Researchers know a lot about how to activate this enzyme, but are working to understand why AMPK is being reduced, he said. By examining the molecular and cellular process, Valentine and his colleagues at Boston University School of Medicine and Harvard Medical School came up with another piece of the puzzle. They found the protein PKD1 may limit AMPK’s activity, which leads to impaired insulin signaling in the muscle, a hallmark of diabetes, Valentine said. The results were published earlier this year in The Journal of Biological Chemistry.
“It’s a pretty technical process,” he said. “There are probably a lot of different molecules that are also involved in this process, but this is definitely one of the mechanisms by which the molecule AMPK is downregulated.”
One way to help understand the process is to think of AMPK as a commuter train or bus you take to and from work. PKD1 is like a construction project blocking the exits from the road or tracks and backing up traffic. In your body, PKD1 slows the cells that remove glucose from the bloodstream causing a “back up” or increase of blood glucose, which has significant consequences. Valentine says it’s also similar to trying to accelerate with your foot on the brake and PKD1 is the brake.
Once researchers identified PKD1 as a potential problem, they took two different approaches – one using medication and the other involved gene silencing to inhibit PKD1 – to determine if it’s possible to restrain or prevent the enzyme from limiting AMPK. Valentine says they’re encouraged by the fact that lowering PKD1 by both approaches effectively restored AMPK activity and insulin signaling. The next step is to determine if existing drugs or modifying certain drugs may be an effective treatment option.

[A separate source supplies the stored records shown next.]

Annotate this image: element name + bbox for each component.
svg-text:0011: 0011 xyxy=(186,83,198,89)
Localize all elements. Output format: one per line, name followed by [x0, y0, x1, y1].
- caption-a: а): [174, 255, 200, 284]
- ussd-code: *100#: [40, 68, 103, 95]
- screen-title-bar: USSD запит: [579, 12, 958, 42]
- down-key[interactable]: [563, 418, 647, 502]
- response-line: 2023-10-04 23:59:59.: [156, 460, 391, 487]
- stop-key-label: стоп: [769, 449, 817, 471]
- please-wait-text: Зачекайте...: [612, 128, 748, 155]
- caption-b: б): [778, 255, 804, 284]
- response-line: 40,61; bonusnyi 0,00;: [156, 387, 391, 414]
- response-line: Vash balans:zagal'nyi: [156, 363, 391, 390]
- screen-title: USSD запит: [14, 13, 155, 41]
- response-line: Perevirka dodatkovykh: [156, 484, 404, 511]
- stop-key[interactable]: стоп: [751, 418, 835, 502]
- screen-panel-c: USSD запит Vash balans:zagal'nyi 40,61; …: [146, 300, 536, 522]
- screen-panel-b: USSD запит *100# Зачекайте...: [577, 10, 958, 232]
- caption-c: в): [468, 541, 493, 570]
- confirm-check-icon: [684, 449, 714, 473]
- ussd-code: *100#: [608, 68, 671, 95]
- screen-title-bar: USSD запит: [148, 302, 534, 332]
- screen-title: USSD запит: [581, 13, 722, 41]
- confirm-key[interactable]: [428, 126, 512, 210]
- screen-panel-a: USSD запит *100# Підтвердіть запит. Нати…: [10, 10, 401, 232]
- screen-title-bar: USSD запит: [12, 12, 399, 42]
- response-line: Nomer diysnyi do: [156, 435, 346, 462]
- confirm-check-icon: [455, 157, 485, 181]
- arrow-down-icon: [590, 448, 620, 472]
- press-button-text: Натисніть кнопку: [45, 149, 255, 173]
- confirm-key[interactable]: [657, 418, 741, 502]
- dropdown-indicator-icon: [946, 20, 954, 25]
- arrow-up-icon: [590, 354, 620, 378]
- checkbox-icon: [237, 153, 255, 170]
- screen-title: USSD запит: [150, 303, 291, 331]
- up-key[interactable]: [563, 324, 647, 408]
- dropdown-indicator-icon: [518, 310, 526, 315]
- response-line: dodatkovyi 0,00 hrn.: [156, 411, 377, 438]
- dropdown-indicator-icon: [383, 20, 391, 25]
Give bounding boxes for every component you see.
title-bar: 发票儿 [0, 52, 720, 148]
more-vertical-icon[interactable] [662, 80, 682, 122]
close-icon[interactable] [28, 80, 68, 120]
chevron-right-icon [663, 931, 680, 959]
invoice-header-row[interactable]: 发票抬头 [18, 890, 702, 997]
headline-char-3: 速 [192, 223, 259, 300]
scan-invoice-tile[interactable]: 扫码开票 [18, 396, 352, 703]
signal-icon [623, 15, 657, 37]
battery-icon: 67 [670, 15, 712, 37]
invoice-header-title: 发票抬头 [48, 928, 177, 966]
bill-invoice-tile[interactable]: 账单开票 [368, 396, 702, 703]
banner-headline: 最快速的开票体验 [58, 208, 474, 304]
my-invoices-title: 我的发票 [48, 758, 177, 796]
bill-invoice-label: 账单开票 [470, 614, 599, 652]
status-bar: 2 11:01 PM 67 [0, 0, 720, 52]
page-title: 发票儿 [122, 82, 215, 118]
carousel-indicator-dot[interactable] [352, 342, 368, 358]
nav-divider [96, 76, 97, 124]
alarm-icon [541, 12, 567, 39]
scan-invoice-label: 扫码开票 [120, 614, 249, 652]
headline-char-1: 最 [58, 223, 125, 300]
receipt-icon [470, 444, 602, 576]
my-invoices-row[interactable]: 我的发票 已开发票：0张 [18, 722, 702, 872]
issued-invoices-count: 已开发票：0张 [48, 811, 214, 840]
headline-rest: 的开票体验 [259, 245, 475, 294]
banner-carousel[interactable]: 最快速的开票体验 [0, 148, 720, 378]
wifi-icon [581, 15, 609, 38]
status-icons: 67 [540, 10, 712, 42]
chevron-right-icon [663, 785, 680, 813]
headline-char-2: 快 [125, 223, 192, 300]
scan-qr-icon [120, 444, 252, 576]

Exercise may also have potential
As an exercise physiologist, Valentine is interested in the impact of physical activity and nutrition in this process. Researchers know that when AMPK is activated it helps the body realize the metabolic benefits of exercise, which can improve insulin sensitivity. Valentine says diet may also play a role.
“We want to know if there are lifestyle things people can do such as nutraceuticals and certain foods that can inhibit this enzyme and lead to more activation of AMPK and improve insulin sensitivity,” Valentine said.
Exercise may not be a practical solution for people with physical impairments or other health issues. However, Valentine says the work may help identify areas they can target with other types of therapy.
Lead author Kimberly A. Coughlan, along with Bella S. Sudit, Katherine Allen, Neil B. Ruderman and Asish K. Saha, all at Boston University School of Medicine; as well as Yossi Dagon and Barbara B. Kahn, both at Harvard Medical School, contributed to this research. The study was supported by grants from U.S. Public Health Services, National Institutes of Health and the JPB Foundation.